High-profile women candidates are fighting pitched battles in at least three of the four Indian states voting in key elections next month.
Sheila Dikshit of the Congress party and Uma Bharati and Vasundhara Raje from the Bharatiya Janata Party (BJP) are all being seen as strong contenders for the chief ministers' position.
Vasundhara Raje is one of the most colourful candidates
In Delhi, Sheila Dikshit is seeking a second term in office.
The 65-year-old leader was considered a political lightweight when she first took the Delhi chief minister's office in 1998.
Ms Dikshit seems to have come a long way since then.
Her party's campaign this time revolves around her personality and her government's achievements.
She is directly credited with providing better roads, cleaner air and more electricity in the water and power-starved Indian capital.
Ms Dikshit is challenged by the BJP's Poonam Azad, a young and glamorous housewife of a former Indian cricketer.
Ms Azad denies that her family background has helped her win the nomination.
"It is an open field. It is your good traditional Indian upbringing that makes you suitable for any particular job rather than your family connections," Ms Azad told BBC News Online.
The BJP's chief ministerial candidate in the politically influential state of Madhya Pradesh is Uma Bharati.
WOMEN AT THE HUSTINGS
Delhi has 77 women candidates
Congress party has fielded 40 women candidates in Madhya Pradesh
Total number of women candidates less than 10% of total contestants
Ms Bharati represents the hardline face of the BJP and follows a strident Hindu nationalist ideology.
Dressed in saffron, Uma Bharati is a sanyasin - someone who has taken the pledge to remain unmarried and vegetarian and wear saffron clothes.

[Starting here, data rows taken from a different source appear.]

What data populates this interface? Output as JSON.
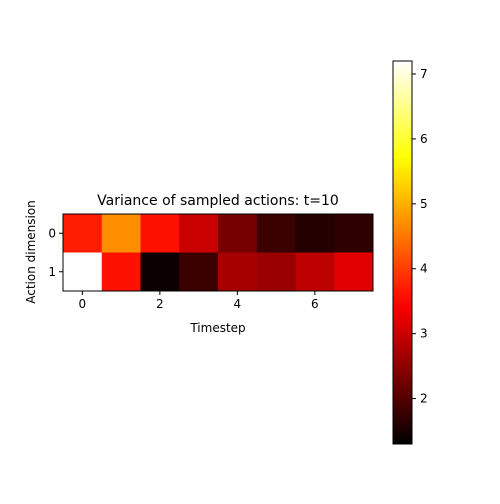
{
  "chart_data": {
    "type": "heatmap",
    "title": "Variance of sampled actions: t=10",
    "xlabel": "Timestep",
    "ylabel": "Action dimension",
    "x_ticks": [
      0,
      2,
      4,
      6
    ],
    "y_ticks": [
      0,
      1
    ],
    "colormap": "hot",
    "vmin": 1.3,
    "vmax": 7.2,
    "colorbar_ticks": [
      2,
      3,
      4,
      5,
      6,
      7
    ],
    "rows": [
      "0",
      "1"
    ],
    "columns": [
      0,
      1,
      2,
      3,
      4,
      5,
      6,
      7
    ],
    "values": [
      [
        3.7,
        4.7,
        3.6,
        3.0,
        2.3,
        1.8,
        1.6,
        1.7
      ],
      [
        7.2,
        3.6,
        1.4,
        1.8,
        2.7,
        2.6,
        2.9,
        3.2
      ]
    ]
  }
}
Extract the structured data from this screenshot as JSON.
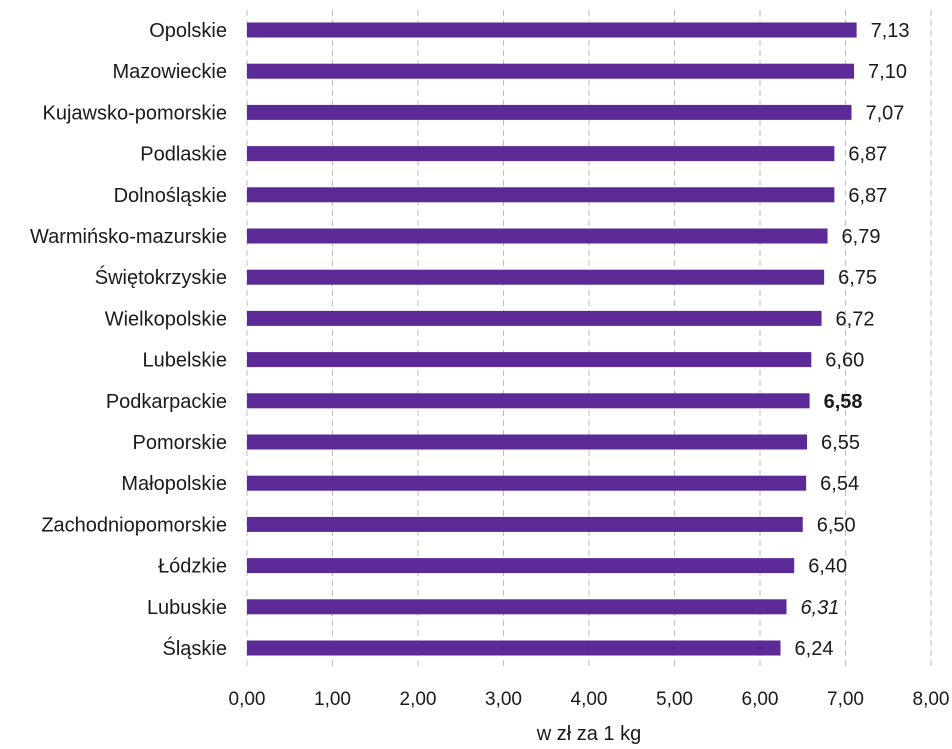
{
  "chart_data": {
    "type": "bar",
    "orientation": "horizontal",
    "categories": [
      "Opolskie",
      "Mazowieckie",
      "Kujawsko-pomorskie",
      "Podlaskie",
      "Dolnośląskie",
      "Warmińsko-mazurskie",
      "Świętokrzyskie",
      "Wielkopolskie",
      "Lubelskie",
      "Podkarpackie",
      "Pomorskie",
      "Małopolskie",
      "Zachodniopomorskie",
      "Łódzkie",
      "Lubuskie",
      "Śląskie"
    ],
    "values": [
      7.13,
      7.1,
      7.07,
      6.87,
      6.87,
      6.79,
      6.75,
      6.72,
      6.6,
      6.58,
      6.55,
      6.54,
      6.5,
      6.4,
      6.31,
      6.24
    ],
    "value_labels": [
      "7,13",
      "7,10",
      "7,07",
      "6,87",
      "6,87",
      "6,79",
      "6,75",
      "6,72",
      "6,60",
      "6,58",
      "6,55",
      "6,54",
      "6,50",
      "6,40",
      "6,31",
      "6,24"
    ],
    "emphasis": {
      "bold": [
        "Podkarpackie"
      ],
      "italic": [
        "Lubuskie"
      ]
    },
    "xlim": [
      0,
      8
    ],
    "x_ticks": [
      0,
      1,
      2,
      3,
      4,
      5,
      6,
      7,
      8
    ],
    "x_tick_labels": [
      "0,00",
      "1,00",
      "2,00",
      "3,00",
      "4,00",
      "5,00",
      "6,00",
      "7,00",
      "8,00"
    ],
    "xlabel": "w zł za 1 kg",
    "ylabel": "",
    "title": "",
    "grid": "vertical dashed",
    "legend": "none",
    "bar_color": "#5b2a97",
    "text_color": "#1a1a1a",
    "grid_color": "#bfbfbf"
  }
}
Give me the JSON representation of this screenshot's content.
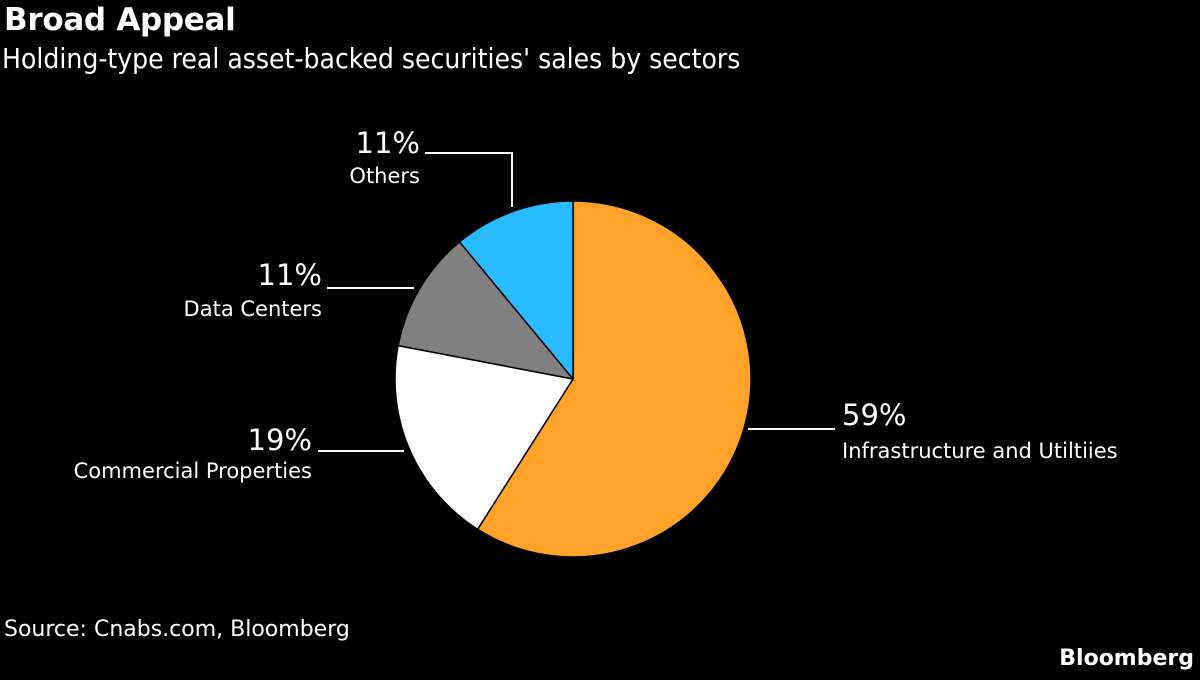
{
  "header": {
    "title": "Broad Appeal",
    "subtitle": "Holding-type real asset-backed securities' sales by sectors"
  },
  "footer": {
    "source": "Source: Cnabs.com, Bloomberg",
    "brand": "Bloomberg"
  },
  "chart_data": {
    "type": "pie",
    "title": "Broad Appeal",
    "subtitle": "Holding-type real asset-backed securities' sales by sectors",
    "unit": "%",
    "start": "12 o'clock, clockwise",
    "slices": [
      {
        "label": "Infrastructure and Utiltiies",
        "value": 59,
        "display": "59%",
        "color": "#ffa229"
      },
      {
        "label": "Commercial Properties",
        "value": 19,
        "display": "19%",
        "color": "#ffffff"
      },
      {
        "label": "Data Centers",
        "value": 11,
        "display": "11%",
        "color": "#808080"
      },
      {
        "label": "Others",
        "value": 11,
        "display": "11%",
        "color": "#29baff"
      }
    ]
  }
}
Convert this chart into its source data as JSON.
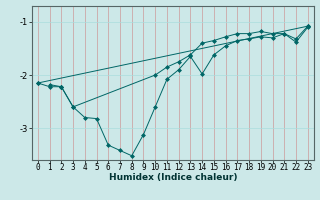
{
  "xlabel": "Humidex (Indice chaleur)",
  "ylabel": "",
  "bg_color": "#cce8e8",
  "line_color": "#006666",
  "marker": "D",
  "marker_size": 2.0,
  "linewidth": 0.7,
  "xlim": [
    -0.5,
    23.5
  ],
  "ylim": [
    -3.6,
    -0.7
  ],
  "yticks": [
    -3,
    -2,
    -1
  ],
  "xticks": [
    0,
    1,
    2,
    3,
    4,
    5,
    6,
    7,
    8,
    9,
    10,
    11,
    12,
    13,
    14,
    15,
    16,
    17,
    18,
    19,
    20,
    21,
    22,
    23
  ],
  "xlabel_fontsize": 6.5,
  "tick_fontsize": 5.5,
  "series": [
    [
      null,
      -2.18,
      -2.22,
      -2.6,
      -2.8,
      -2.82,
      -3.32,
      -3.42,
      -3.52,
      -3.12,
      -2.6,
      -2.08,
      -1.9,
      -1.65,
      -1.98,
      -1.62,
      -1.45,
      -1.35,
      -1.32,
      -1.28,
      -1.3,
      -1.22,
      -1.38,
      -1.1
    ],
    [
      null,
      null,
      -2.22,
      -2.6,
      null,
      null,
      null,
      null,
      null,
      null,
      -2.0,
      -1.85,
      -1.75,
      -1.62,
      -1.4,
      -1.35,
      -1.28,
      -1.22,
      -1.22,
      -1.18,
      -1.22,
      -1.22,
      -1.32,
      -1.08
    ],
    [
      -2.15,
      -2.22,
      -2.22,
      null,
      null,
      null,
      null,
      null,
      null,
      null,
      null,
      null,
      null,
      null,
      null,
      null,
      null,
      null,
      null,
      null,
      null,
      null,
      null,
      null
    ],
    [
      -2.15,
      null,
      null,
      null,
      null,
      null,
      null,
      null,
      null,
      null,
      null,
      null,
      null,
      null,
      null,
      null,
      null,
      null,
      null,
      null,
      null,
      null,
      null,
      -1.08
    ]
  ]
}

With her fiery speeches attacking Congress leader Sonia Gandhi's Christian origins and the Congress chief minister's "misrule" she is able to strike a chord among rural women voters.
Vasundhara Raje, a former federal minister, is one of the most colourful personalities in the fray for the chief minister's job in Rajasthan.
Daughter of the royal Scindia family from Madhya Pradesh, Ms Raje says being a woman leader in feudal Rajasthan need not be a disadvantage.
She says she got 58% of the women's vote in the last by-elections in Rajasthan.
"It cuts both ways. Women can show their affection and they understand the psychology of those who are in need better,'' said Ms Raje.
Sheila Dikshit is seeking a second term as Delhi chief minister
Despite the presence of these formidable women leaders, the number of women candidates remains low - less than 10% of the total contestants.
The two main national parties, the BJP and the Congress, have always advocated strong support for reserving a third of seats for women in national and state parliaments.
But their choice of candidates has not reflected this desire.
"We want to field more women candidates but there are few candidates", BJP president Venkaiah Naidu said.
Political parties say fewer women candidates are put up because they do not win elections often.
But a recent study conducted by the Delhi-based Centre for Social Research has dismissed this as a myth.
The study, based on an analysis of the last five general elections since 1972, showed the winning percentage of women candidates to be much higher than their male counterparts.
'No political will'
Women's groups allege political parties pay only lip service to empowering women.
"There is clearly no political will to share power with women" says Ranjana Kumari, director of the Centre for Social Research.
But it is not all bad news for Indian women in these state elections.
There are 77 women candidates in Delhi this time, up from 58 in the last elections.
At least 12 of them have been nominated by the Congress party, while BJP has chosen seven candidates for the 70-member Delhi state assembly.
In Madhya Pradesh, the Congress has fielded nearly 40 women candidates.
Analysts say a slow but definite change is emerging in people's perception of women politicians.
A Delhi voter echoes similar views.
"There may be fewer women contesting than desirable for gender equity, but the variety of talent and background that these women represent is interesting," says Rita Chohan, a student.
"It is no more just wives or daughters of politicians as we have seen in the past. There are grassroots level politicians and glamorous young student politicians. That's what counts more than the numbers".